Vương Thị Huyền

Personal information
- Born: 22 June 1992 (age 34) Hanoi, Vietnam

Sport
- Country: Vietnam
- Sport: Weightlifting

Medal record
Women's weightlifting
Representing Vietnam
Southeast Asian Games
| Gold medal – first place | 2019 Philippines | 45 kg |
Asian Indoor and Martial Arts Games
| Bronze medal – third place | 2017 Ashgabat | 48 kg |
IWF World Cup
| Gold medal – first place | 2019 Fuzhou | 45 kg |
| Bronze medal – third place | 2020 Rome | 49 kg |

= Vương Thị Huyền =

Vietnamese weightlifter (born 1992)

Vương Thị Huyền (born 22 June 1992) is a Vietnamese weightlifter. In 2016, she represented Vietnam at the 2016 Summer Olympics held in Rio de Janeiro, Brazil in the women's 48 kg event. She did not finish as she failed to register a successful result in the Snatch event.
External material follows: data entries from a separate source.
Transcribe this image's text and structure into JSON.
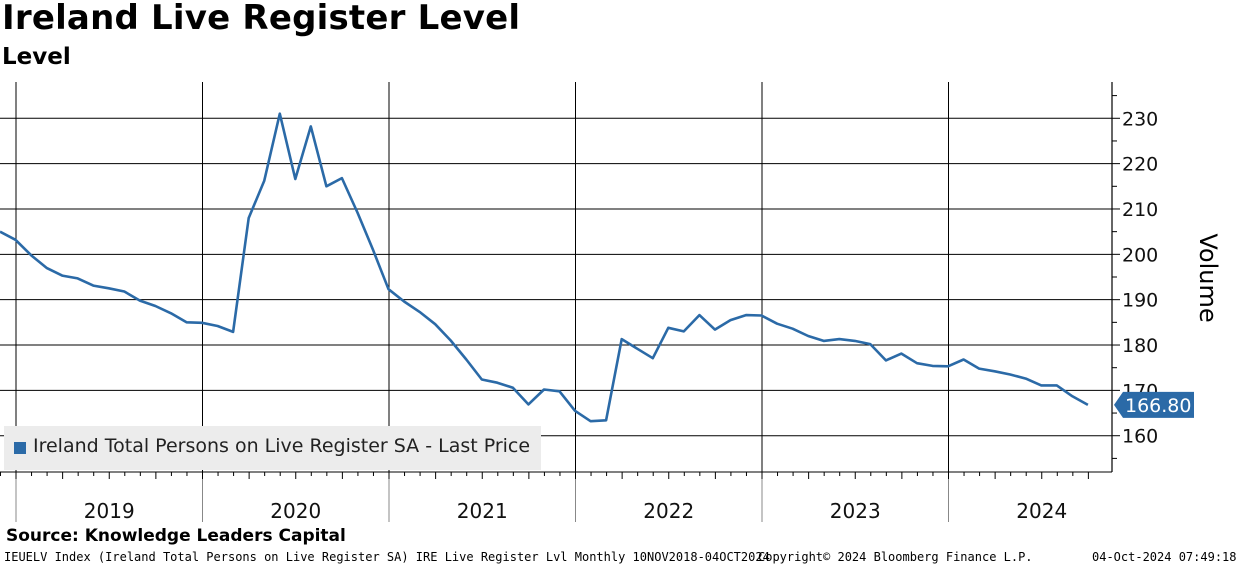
{
  "header": {
    "title": "Ireland Live Register Level",
    "subtitle": "Level"
  },
  "footer": {
    "source": "Source: Knowledge Leaders Capital",
    "ticker_info": "IEUELV Index (Ireland Total Persons on Live Register SA) IRE Live Register Lvl  Monthly 10NOV2018-04OCT2024",
    "copyright": "Copyright© 2024 Bloomberg Finance L.P.",
    "timestamp": "04-Oct-2024 07:49:18"
  },
  "colors": {
    "series": "#2b6aa7",
    "grid": "#000000",
    "legend_bg": "#ececec"
  },
  "chart_data": {
    "type": "line",
    "title": "Ireland Live Register Level",
    "subtitle": "Level",
    "ylabel": "Volume",
    "ylim": [
      152,
      238
    ],
    "yticks": [
      160,
      170,
      180,
      190,
      200,
      210,
      220,
      230
    ],
    "ytick_labels": [
      "160",
      "170",
      "180",
      "190",
      "200",
      "210",
      "220",
      "230"
    ],
    "year_labels": [
      "2019",
      "2020",
      "2021",
      "2022",
      "2023",
      "2024"
    ],
    "x_start": "2018-11",
    "legend": "Ireland Total Persons on Live Register SA - Last Price",
    "last_value_label": "166.80",
    "series": [
      {
        "name": "Ireland Total Persons on Live Register SA - Last Price",
        "x": [
          "2018-11",
          "2018-12",
          "2019-01",
          "2019-02",
          "2019-03",
          "2019-04",
          "2019-05",
          "2019-06",
          "2019-07",
          "2019-08",
          "2019-09",
          "2019-10",
          "2019-11",
          "2019-12",
          "2020-01",
          "2020-02",
          "2020-03",
          "2020-04",
          "2020-05",
          "2020-06",
          "2020-07",
          "2020-08",
          "2020-09",
          "2020-10",
          "2020-11",
          "2020-12",
          "2021-01",
          "2021-02",
          "2021-03",
          "2021-04",
          "2021-05",
          "2021-06",
          "2021-07",
          "2021-08",
          "2021-09",
          "2021-10",
          "2021-11",
          "2021-12",
          "2022-01",
          "2022-02",
          "2022-03",
          "2022-04",
          "2022-05",
          "2022-06",
          "2022-07",
          "2022-08",
          "2022-09",
          "2022-10",
          "2022-11",
          "2022-12",
          "2023-01",
          "2023-02",
          "2023-03",
          "2023-04",
          "2023-05",
          "2023-06",
          "2023-07",
          "2023-08",
          "2023-09",
          "2023-10",
          "2023-11",
          "2023-12",
          "2024-01",
          "2024-02",
          "2024-03",
          "2024-04",
          "2024-05",
          "2024-06",
          "2024-07",
          "2024-08",
          "2024-09"
        ],
        "values": [
          205.0,
          203.2,
          199.8,
          197.0,
          195.3,
          194.7,
          193.1,
          192.5,
          191.8,
          189.8,
          188.6,
          187.0,
          185.0,
          184.9,
          184.2,
          182.9,
          208.0,
          216.2,
          231.0,
          216.6,
          228.2,
          215.0,
          216.8,
          209.2,
          201.0,
          192.3,
          189.6,
          187.3,
          184.6,
          181.0,
          176.8,
          172.4,
          171.7,
          170.6,
          166.9,
          170.2,
          169.8,
          165.5,
          163.2,
          163.4,
          181.3,
          179.2,
          177.1,
          183.8,
          183.0,
          186.6,
          183.4,
          185.5,
          186.6,
          186.5,
          184.7,
          183.6,
          182.0,
          180.9,
          181.3,
          180.9,
          180.2,
          176.6,
          178.1,
          176.0,
          175.4,
          175.3,
          176.8,
          174.8,
          174.2,
          173.5,
          172.6,
          171.1,
          171.1,
          168.7,
          166.8
        ]
      }
    ]
  }
}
In 2018, she competed in the women's 48 kg event at the Asian Games held in Jakarta, Indonesia. She finished in 4th place.

In 2020, she won the bronze medal in the women's 49 kg event at the Roma 2020 World Cup in Rome, Italy. In 2021, she finished in 5th place in the women's 49 kg event at the 2020 Asian Weightlifting Championships held in Tashkent, Uzbekistan.